Hopes and doubts tumbled wildly in her mind. “He saved a maid today.”
Shaleena canted her head, waiting.
“He…I think he’s a good person. But…” She shook her head, still crazed. “In the past I’ve thought…”
“What?”
“That others were good.”
“And you were wrong.” It wasn’t a question, which was just as well because as memories assailed Faye, she found it impossible to force out an answer.
“Tell me, Faerie Faye…” she began, but her voice was distant, her expression far away. “Is it worse to live as if life is good and to be proven wrong or to believe it is evil and be proven right?”

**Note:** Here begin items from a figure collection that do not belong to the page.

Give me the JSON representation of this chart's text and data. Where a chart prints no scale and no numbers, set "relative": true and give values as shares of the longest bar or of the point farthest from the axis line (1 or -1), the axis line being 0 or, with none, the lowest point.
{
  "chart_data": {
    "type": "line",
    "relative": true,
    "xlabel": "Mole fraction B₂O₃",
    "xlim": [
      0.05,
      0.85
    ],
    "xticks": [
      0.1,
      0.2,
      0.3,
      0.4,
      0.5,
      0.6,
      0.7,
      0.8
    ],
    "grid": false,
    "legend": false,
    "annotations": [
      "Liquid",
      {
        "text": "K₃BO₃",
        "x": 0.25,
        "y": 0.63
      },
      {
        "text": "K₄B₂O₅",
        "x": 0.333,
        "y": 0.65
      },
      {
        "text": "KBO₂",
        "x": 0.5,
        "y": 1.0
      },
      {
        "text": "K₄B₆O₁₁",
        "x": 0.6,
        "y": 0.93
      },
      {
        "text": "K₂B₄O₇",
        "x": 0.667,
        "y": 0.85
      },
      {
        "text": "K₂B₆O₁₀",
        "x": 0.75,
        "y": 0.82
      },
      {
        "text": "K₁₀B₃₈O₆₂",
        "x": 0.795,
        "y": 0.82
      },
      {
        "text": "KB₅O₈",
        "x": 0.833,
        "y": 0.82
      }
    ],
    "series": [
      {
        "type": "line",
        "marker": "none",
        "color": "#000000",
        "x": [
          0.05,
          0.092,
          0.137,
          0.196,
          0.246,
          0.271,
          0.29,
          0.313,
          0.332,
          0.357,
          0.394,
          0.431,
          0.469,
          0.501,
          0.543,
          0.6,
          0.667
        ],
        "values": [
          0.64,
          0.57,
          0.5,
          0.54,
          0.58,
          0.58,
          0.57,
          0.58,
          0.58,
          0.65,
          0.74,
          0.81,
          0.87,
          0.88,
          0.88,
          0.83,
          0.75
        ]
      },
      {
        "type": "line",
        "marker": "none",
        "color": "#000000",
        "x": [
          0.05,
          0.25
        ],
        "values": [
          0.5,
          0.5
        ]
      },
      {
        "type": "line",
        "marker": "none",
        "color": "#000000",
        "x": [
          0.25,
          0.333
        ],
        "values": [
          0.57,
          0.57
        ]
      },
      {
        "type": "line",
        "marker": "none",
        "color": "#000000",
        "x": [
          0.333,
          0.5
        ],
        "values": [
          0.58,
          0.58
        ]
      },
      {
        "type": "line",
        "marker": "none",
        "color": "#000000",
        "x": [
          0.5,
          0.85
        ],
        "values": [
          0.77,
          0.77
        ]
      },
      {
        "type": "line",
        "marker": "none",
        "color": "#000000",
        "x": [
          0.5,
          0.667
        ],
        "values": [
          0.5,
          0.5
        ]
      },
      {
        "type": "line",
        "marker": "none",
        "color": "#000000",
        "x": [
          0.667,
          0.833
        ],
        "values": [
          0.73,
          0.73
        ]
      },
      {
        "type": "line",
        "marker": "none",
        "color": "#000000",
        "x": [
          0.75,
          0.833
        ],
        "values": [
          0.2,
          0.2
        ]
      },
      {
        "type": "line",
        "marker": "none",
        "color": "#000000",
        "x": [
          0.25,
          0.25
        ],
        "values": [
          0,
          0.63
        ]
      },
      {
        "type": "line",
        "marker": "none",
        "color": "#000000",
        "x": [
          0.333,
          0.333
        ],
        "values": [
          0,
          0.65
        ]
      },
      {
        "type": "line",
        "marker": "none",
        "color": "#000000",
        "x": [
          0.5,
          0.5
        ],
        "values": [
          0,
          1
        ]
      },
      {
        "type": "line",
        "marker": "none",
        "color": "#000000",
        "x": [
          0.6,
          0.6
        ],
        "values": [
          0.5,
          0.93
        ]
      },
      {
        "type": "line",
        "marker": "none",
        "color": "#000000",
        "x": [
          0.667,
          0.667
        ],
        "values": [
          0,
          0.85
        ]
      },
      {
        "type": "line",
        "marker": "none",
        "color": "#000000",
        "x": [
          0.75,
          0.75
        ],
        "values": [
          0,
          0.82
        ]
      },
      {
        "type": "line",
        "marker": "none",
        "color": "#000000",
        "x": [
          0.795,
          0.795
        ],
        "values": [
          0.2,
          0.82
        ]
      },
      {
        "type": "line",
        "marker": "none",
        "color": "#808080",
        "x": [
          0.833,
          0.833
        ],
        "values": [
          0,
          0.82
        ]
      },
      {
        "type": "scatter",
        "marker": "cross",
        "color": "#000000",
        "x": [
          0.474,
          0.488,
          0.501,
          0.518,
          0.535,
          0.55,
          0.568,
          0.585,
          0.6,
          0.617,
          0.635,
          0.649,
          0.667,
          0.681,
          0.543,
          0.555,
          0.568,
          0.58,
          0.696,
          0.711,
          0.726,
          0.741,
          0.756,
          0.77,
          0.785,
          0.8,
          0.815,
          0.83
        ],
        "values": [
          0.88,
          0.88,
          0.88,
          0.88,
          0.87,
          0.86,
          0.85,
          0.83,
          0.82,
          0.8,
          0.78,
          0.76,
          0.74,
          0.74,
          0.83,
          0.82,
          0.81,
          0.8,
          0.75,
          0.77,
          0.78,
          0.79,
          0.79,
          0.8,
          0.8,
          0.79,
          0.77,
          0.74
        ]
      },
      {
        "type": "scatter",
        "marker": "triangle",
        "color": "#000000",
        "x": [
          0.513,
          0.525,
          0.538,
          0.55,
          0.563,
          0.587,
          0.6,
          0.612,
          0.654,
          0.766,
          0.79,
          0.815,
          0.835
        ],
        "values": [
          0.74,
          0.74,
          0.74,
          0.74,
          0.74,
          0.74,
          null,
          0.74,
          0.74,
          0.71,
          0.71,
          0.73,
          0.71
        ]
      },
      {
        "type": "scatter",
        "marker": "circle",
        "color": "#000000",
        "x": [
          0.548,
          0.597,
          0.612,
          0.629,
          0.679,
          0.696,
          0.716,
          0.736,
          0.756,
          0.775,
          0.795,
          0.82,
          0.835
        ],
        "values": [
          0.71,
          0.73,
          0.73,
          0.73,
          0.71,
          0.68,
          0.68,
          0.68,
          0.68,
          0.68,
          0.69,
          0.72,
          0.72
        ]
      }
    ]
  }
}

Faye stared at her. “What was Joseph to you before he came here?”
“He was nothing,” she said, but the lie popped off a bright spark of pain in Faye’s temple.
“You knew him,” she countered, and Shaleena drew herself to full height.
“I’ve known many men, little witch. It does not make them important.”
Faye refrained from stepping back.
“He was someone you cared for.”
For a moment, a hint of honesty wafted through the garden, but an instant later Shaleena laughed. “He is someone who pleasured me for a time,” she said. “Several times, in fact. But you cannot expect too much from men. Not more than thrice in one night, no matter how powerful your charms,” she said, and tossed back her auburn hair. “Unless you have had the foresight to obtain more than one lively partner for the evening.”
Embarrassment almost caused Faye to back down, but she had done so most of her life with little to show for her cowardice. “You cared for him,” she repeated.
Something deep and earnest shone in Shaleena’s eyes, but in a moment she straightened, hardened, cooled. “Indeed I did. I cared for him with each hard thrust. With each soft death. You want advice, little witch? It is this. Enjoy your Scotsman to the hilt,” she said, and turned haughtily away.